Filho de um barbeiro e de uma mãe de santo, Simas transita entre a academia e o popular. É autor de mais de 30 livros, como O Corpo Encantado das Ruas (Civilização Brasileira), e compôs um samba com Anitta. Historiador, mantém um olhar voltado para a “historicidade das ruas”. “Não sou fascinado pela ‘Grande História’. Não tenho interesse pelo que acontece nos gabinetes. Eu gosto das ‘pedrinhas miúdas’ até porque vim de uma família que não tinha e não tem noção de que cada um deles é dotado de historicidade”, diz.

A música com Anitta
Simas já escreveu mais de 40 músicas, algumas delas interpretadas por nomes como Maria Rita, Marcelo D2, Criolo e Fabiana Cozza.
Mas nenhuma delas fez tanto barulho quanto o samba-enredo da Unidos da Tijuca de 2025, composto em parceria com Estevão Ciavatta, Feyjão, Miguel PG, Fred Camacho, Gustavo Clarão, Diego Nicolau e Anitta.
A Unidos da Tijuca elegeu como seu enredo tema Logum-Edé – Santo menino que velho respeita. Quando soube do enredo, Simas logo se encantou. “O orixá tem uma história belíssima, mas, fora do ambiente do candomblé, ele não é conhecido. Logum-Edé é fascinante”, diz animado.
Anitta é filha de Logum-Edé e, neste ano, gravou um videoclipe com imagens de rituais de religiões de matrizes africanas.
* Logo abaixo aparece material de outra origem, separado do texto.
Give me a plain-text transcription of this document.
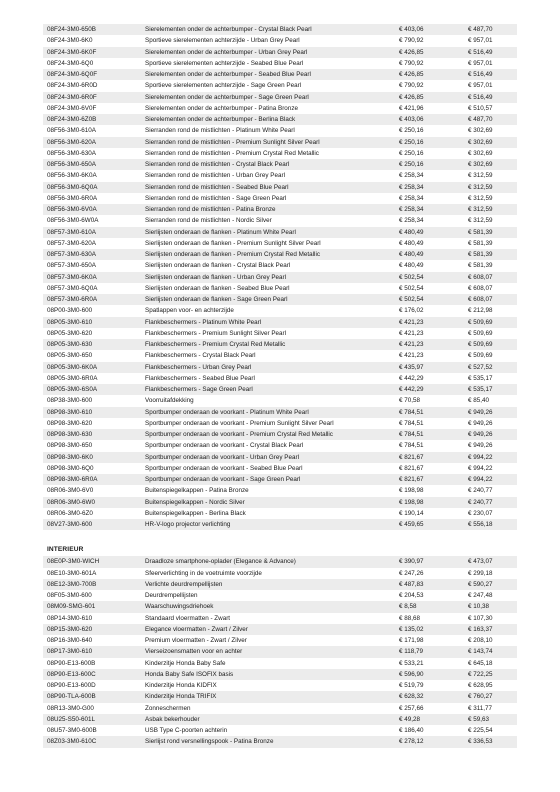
08F24-3M0-650B	Sierelementen onder de achterbumper - Crystal Black Pearl	€ 403,06	€ 487,70
08F24-3M0-6K0	Sportieve sierelementen achterzijde - Urban Grey Pearl	€ 790,92	€ 957,01
08F24-3M0-6K0F	Sierelementen onder de achterbumper - Urban Grey Pearl	€ 426,85	€ 516,49
08F24-3M0-6Q0	Sportieve sierelementen achterzijde - Seabed Blue Pearl	€ 790,92	€ 957,01
08F24-3M0-6Q0F	Sierelementen onder de achterbumper - Seabed Blue Pearl	€ 426,85	€ 516,49
08F24-3M0-6R0D	Sportieve sierelementen achterzijde - Sage Green Pearl	€ 790,92	€ 957,01
08F24-3M0-6R0F	Sierelementen onder de achterbumper - Sage Green Pearl	€ 426,85	€ 516,49
08F24-3M0-6V0F	Sierelementen onder de achterbumper - Patina Bronze	€ 421,96	€ 510,57
08F24-3M0-6Z0B	Sierelementen onder de achterbumper - Berlina Black	€ 403,06	€ 487,70
08F56-3M0-610A	Sierranden rond de mistlichten - Platinum White Pearl	€ 250,16	€ 302,69
08F56-3M0-620A	Sierranden rond de mistlichten - Premium Sunlight Silver Pearl	€ 250,16	€ 302,69
08F56-3M0-630A	Sierranden rond de mistlichten - Premium Crystal Red Metallic	€ 250,16	€ 302,69
08F56-3M0-650A	Sierranden rond de mistlichten - Crystal Black Pearl	€ 250,16	€ 302,69
08F56-3M0-6K0A	Sierranden rond de mistlichten - Urban Grey Pearl	€ 258,34	€ 312,59
08F56-3M0-6Q0A	Sierranden rond de mistlichten - Seabed Blue Pearl	€ 258,34	€ 312,59
08F56-3M0-6R0A	Sierranden rond de mistlichten - Sage Green Pearl	€ 258,34	€ 312,59
08F56-3M0-6V0A	Sierranden rond de mistlichten - Patina Bronze	€ 258,34	€ 312,59
08F56-3M0-6W0A	Sierranden rond de mistlichten - Nordic Silver	€ 258,34	€ 312,59
08F57-3M0-610A	Sierlijsten onderaan de flanken - Platinum White Pearl	€ 480,49	€ 581,39
08F57-3M0-620A	Sierlijsten onderaan de flanken - Premium Sunlight Silver Pearl	€ 480,49	€ 581,39
08F57-3M0-630A	Sierlijsten onderaan de flanken - Premium Crystal Red Metallic	€ 480,49	€ 581,39
08F57-3M0-650A	Sierlijsten onderaan de flanken - Crystal Black Pearl	€ 480,49	€ 581,39
08F57-3M0-6K0A	Sierlijsten onderaan de flanken - Urban Grey Pearl	€ 502,54	€ 608,07
08F57-3M0-6Q0A	Sierlijsten onderaan de flanken - Seabed Blue Pearl	€ 502,54	€ 608,07
08F57-3M0-6R0A	Sierlijsten onderaan de flanken - Sage Green Pearl	€ 502,54	€ 608,07
08P00-3M0-600	Spatlappen voor- en achterzijde	€ 176,02	€ 212,98
08P05-3M0-610	Flankbeschermers - Platinum White Pearl	€ 421,23	€ 509,69
08P05-3M0-620	Flankbeschermers - Premium Sunlight Silver Pearl	€ 421,23	€ 509,69
08P05-3M0-630	Flankbeschermers - Premium Crystal Red Metallic	€ 421,23	€ 509,69
08P05-3M0-650	Flankbeschermers - Crystal Black Pearl	€ 421,23	€ 509,69
08P05-3M0-6K0A	Flankbeschermers - Urban Grey Pearl	€ 435,97	€ 527,52
08P05-3M0-6R0A	Flankbeschermers - Seabed Blue Pearl	€ 442,29	€ 535,17
08P05-3M0-6S0A	Flankbeschermers - Sage Green Pearl	€ 442,29	€ 535,17
08P38-3M0-600	Voorruitafdekking	€ 70,58	€ 85,40
08P98-3M0-610	Sportbumper onderaan de voorkant - Platinum White Pearl	€ 784,51	€ 949,26
08P98-3M0-620	Sportbumper onderaan de voorkant - Premium Sunlight Silver Pearl	€ 784,51	€ 949,26
08P98-3M0-630	Sportbumper onderaan de voorkant - Premium Crystal Red Metallic	€ 784,51	€ 949,26
08P98-3M0-650	Sportbumper onderaan de voorkant - Crystal Black Pearl	€ 784,51	€ 949,26
08P98-3M0-6K0	Sportbumper onderaan de voorkant - Urban Grey Pearl	€ 821,67	€ 994,22
08P98-3M0-6Q0	Sportbumper onderaan de voorkant - Seabed Blue Pearl	€ 821,67	€ 994,22
08P98-3M0-6R0A	Sportbumper onderaan de voorkant - Sage Green Pearl	€ 821,67	€ 994,22
08R06-3M0-6V0	Buitenspiegelkappen - Patina Bronze	€ 198,98	€ 240,77
08R06-3M0-6W0	Buitenspiegelkappen - Nordic Silver	€ 198,98	€ 240,77
08R06-3M0-6Z0	Buitenspiegelkappen - Berlina Black	€ 190,14	€ 230,07
08V27-3M0-600	HR-V-logo projector verlichting	€ 459,65	€ 556,18
INTERIEUR
08E0P-3M0-WICH	Draadloze smartphone-oplader (Elegance & Advance)	€ 390,97	€ 473,07
08E10-3M0-601A	Sfeerverlichting in de voetruimte voorzijde	€ 247,26	€ 299,18
08E12-3M0-700B	Verlichte deurdrempellijsten	€ 487,83	€ 590,27
08F05-3M0-600	Deurdrempellijsten	€ 204,53	€ 247,48
08M09-SMG-601	Waarschuwingsdriehoek	€ 8,58	€ 10,38
08P14-3M0-610	Standaard vloermatten - Zwart	€ 88,68	€ 107,30
08P15-3M0-620	Elegance vloermatten - Zwart / Zilver	€ 135,02	€ 163,37
08P16-3M0-640	Premium vloermatten - Zwart / Zilver	€ 171,98	€ 208,10
08P17-3M0-610	Vierseizoensmatten voor en achter	€ 118,79	€ 143,74
08P90-E13-600B	Kinderzitje Honda Baby Safe	€ 533,21	€ 645,18
08P90-E13-600C	Honda Baby Safe ISOFIX basis	€ 596,90	€ 722,25
08P90-E13-600D	Kinderzitje Honda KIDFIX	€ 519,79	€ 628,95
08P90-TLA-600B	Kinderzitje Honda TRIFIX	€ 628,32	€ 760,27
08R13-3M0-G00	Zonneschermen	€ 257,66	€ 311,77
08U25-S50-601L	Asbak bekerhouder	€ 49,28	€ 59,63
08U57-3M0-600B	USB Type C-poorten achterin	€ 186,40	€ 225,54
08Z03-3M0-610C	Sierlijst rond versnellingspook - Patina Bronze	€ 278,12	€ 336,53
O time de compositores ligou os pontos e resolveu chamar Anitta para o jogo. “Para nossa surpresa, ela topou”, diz Simas.

Na mitologia das religiões afrobrasileiras, Logum-Edé é filho de Oxum e Oxóssi e é marcado por dualidades: é guerreiro e, ao mesmo tempo, bailarino; é caçador e também o pescador.
O nome da estrela pop entre os compositores impulsionou o samba-enredo e tem atraído um público cada vez mais jovem à quadra da escola da Zona Norte do Rio de Janeiro.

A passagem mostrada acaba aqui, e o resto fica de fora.